Милана вздрогнула, будто Шамрай ей объявлял приговор, а не племяннику. Потому не сразу нашлась, что ответить. Слишком молода была против Стаха, и хоть и имела зубы, и кусаться умела, но в их противостоянии — преимущества были не за ней. Впрочем, свои позиции она все же удерживала.
— То есть папе вы пока не жаловались, да? — уточнила она, отступая от Стаха, чтобы сохранить дистанцию.
— Милана, я не изверг и не урод, даже если тебе кажется, что это не так. Я желаю тебе добра. Да и Назару тоже. И лезть не собираюсь, тем более, через твоего отца. Но именно поэтому говорю — вы друг другу не подходите. Ничем хорошим это не закончится. Хотя решать что-то все равно тебе.
— Тогда я пойду… — она растянула губы в деланной улыбке, — решать. Можно?
Стах с трудом оторвал от нее взгляд. Дошло. Отодвинулся и освободил ей дорогу.
— Хорошего дня, Милана, — пожелал он ей.
— И вам, — прошелестела она и проскочила мимо него — в дом, а потом в комнату, где можно было спрятаться, и где можно было подумать. По дороге быстро отыскала в телефоне контакт Назара, но сразу и одернула себя. Не говорят о таком по телефону. Да и Стах — не тот человек, которому она доверяет, он что угодно может наговорить, даже если в его словах и есть правда. И все же до самого вечера, пока торчала в поместье, и потом, пока ждала Назара в домике его бабушки, постоянно возвращалась к тому, что сказал Шамрай. Сама она знала слишком мало, и скорее могла лишь предполагать. А это было неправильно по отношению к Назару, все равно что гадать на кофейной гуще.
Милана задумчиво рассматривала коричневую жидкость, остывающую в чашке, которую она держала в руках, когда скрипнула калитка. Она подняла голову, облегченно выдохнула, отставила в сторону недопитый кофе и спешно пошла по дорожке навстречу Назару. Он мчал к ней, уставший, но, кажется, даже не замечающий своей усталости, а когда они наконец встретились на середине пути, потянулся за поцелуем.
Потом она кормила его ужином, поила чаем, слушала его рассказы, говорила сама. А в сумерках они ушли на речку, что стало уже привычкой — заканчивать вечер у воды. Когда можно было молча сидеть, прижавшись друг к другу и слушая звуки начинавшейся ночи.

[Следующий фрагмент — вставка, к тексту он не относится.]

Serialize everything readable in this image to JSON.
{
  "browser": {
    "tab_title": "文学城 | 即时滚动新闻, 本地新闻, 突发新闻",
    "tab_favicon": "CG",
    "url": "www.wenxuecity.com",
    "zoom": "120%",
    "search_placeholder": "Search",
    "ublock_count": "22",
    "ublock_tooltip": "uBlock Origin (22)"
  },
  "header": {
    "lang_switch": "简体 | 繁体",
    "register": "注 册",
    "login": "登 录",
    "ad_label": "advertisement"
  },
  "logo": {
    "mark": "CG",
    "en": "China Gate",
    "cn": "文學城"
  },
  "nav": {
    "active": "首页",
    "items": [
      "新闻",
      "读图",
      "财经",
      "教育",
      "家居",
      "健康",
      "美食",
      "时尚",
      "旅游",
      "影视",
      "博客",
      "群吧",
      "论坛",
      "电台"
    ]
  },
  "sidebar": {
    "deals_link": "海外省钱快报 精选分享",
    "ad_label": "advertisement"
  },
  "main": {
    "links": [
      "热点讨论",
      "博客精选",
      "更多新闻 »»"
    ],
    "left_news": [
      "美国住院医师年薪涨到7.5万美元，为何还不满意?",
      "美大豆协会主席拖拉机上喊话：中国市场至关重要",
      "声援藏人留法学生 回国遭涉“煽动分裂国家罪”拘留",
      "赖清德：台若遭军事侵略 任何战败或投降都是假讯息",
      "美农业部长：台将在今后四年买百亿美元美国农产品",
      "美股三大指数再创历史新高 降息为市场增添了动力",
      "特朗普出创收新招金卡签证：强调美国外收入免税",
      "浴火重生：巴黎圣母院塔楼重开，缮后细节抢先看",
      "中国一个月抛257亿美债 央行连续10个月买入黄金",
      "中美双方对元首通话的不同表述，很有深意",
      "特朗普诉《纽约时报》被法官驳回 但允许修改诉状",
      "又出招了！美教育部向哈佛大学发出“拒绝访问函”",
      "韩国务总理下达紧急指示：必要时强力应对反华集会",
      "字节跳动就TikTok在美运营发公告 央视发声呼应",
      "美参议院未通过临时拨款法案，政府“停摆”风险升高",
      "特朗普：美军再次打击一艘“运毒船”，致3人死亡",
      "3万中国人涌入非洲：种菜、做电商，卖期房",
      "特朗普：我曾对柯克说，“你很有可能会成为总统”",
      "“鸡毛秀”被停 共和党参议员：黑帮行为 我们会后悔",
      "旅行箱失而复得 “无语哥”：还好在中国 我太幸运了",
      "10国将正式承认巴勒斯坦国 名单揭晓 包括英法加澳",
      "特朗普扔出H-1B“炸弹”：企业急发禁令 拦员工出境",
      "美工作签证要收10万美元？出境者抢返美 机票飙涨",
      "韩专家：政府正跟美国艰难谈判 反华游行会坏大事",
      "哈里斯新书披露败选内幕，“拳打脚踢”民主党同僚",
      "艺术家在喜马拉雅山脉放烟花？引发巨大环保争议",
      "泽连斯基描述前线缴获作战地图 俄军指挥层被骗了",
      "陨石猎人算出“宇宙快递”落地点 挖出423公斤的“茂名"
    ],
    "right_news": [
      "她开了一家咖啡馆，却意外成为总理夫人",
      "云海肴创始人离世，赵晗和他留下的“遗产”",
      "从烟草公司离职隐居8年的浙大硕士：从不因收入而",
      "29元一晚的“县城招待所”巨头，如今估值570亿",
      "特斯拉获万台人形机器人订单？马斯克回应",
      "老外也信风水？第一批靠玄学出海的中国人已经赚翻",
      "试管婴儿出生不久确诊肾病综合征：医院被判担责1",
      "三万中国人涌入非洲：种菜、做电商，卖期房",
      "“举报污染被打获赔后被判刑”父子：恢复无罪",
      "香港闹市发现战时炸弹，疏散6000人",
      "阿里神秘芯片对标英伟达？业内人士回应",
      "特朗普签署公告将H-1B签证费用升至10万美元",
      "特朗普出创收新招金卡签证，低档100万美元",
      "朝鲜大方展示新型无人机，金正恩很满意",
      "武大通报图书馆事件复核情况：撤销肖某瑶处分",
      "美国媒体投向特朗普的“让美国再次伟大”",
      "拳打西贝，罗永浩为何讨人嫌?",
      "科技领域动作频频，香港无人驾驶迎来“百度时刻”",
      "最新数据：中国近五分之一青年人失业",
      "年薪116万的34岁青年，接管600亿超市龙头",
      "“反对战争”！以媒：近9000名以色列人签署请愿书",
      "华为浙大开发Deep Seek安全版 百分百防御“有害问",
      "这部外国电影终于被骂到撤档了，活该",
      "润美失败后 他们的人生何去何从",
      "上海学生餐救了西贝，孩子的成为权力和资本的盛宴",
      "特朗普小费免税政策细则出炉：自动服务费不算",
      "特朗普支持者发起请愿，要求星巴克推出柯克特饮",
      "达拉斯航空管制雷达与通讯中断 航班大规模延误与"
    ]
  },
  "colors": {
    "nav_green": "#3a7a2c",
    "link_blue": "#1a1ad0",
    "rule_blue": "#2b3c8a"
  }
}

Они расположились на пирсе, свесив ноги с бревенчатого настила. Натянув на мокрое тело футболку Назара, Милана удобно устроилась в его руках. Где-то вдалеке резко крикнула ночная птица. Милана повернула к нему голову и негромко проговорила:
— Мне сегодня Стах рассказал, что когда-то вытащил тебя из тюрьмы.
Назар быстро глянул на нее, всего на секунду, но она почувствовала, как руки его напряглись, и как напряглось все тело, до этого спокойное и расслабленное.
— В смысле — рассказал? — с трудом проронил он.
— Сказал, что ты отца избил. Сильно.
От этого ее уточнения он побледнел. Обычно, когда смущался, то пятнами шел, а тут — побледнел. Не смутился, нет. Медленно разжал руки, выпуская ее из объятия, и ответил:
— Было дело.
— Расскажешь? — попросила она, не отстраняясь.
— Да что тут рассказывать… правда было. Долбанул так, что в башке что-то повредил, и он в кому впал. Еле откачали.
Она вглядывалась в его лицо, словно пыталась разглядеть то, что случилось много лет назад.
— Ты никогда не говорил об отце, — сказала Милана и снова устроилась у него под рукой, возвращая себе его объятие. — Где он сейчас?
В ответ он прижал ее к себе так крепко, что нечем стало дышать — и вспомнилось, что в руках его дурная сила. А потом так же быстро отпустил, но на этот раз не отстранялся. Только напряжен был еще больше. Сталь под кожей.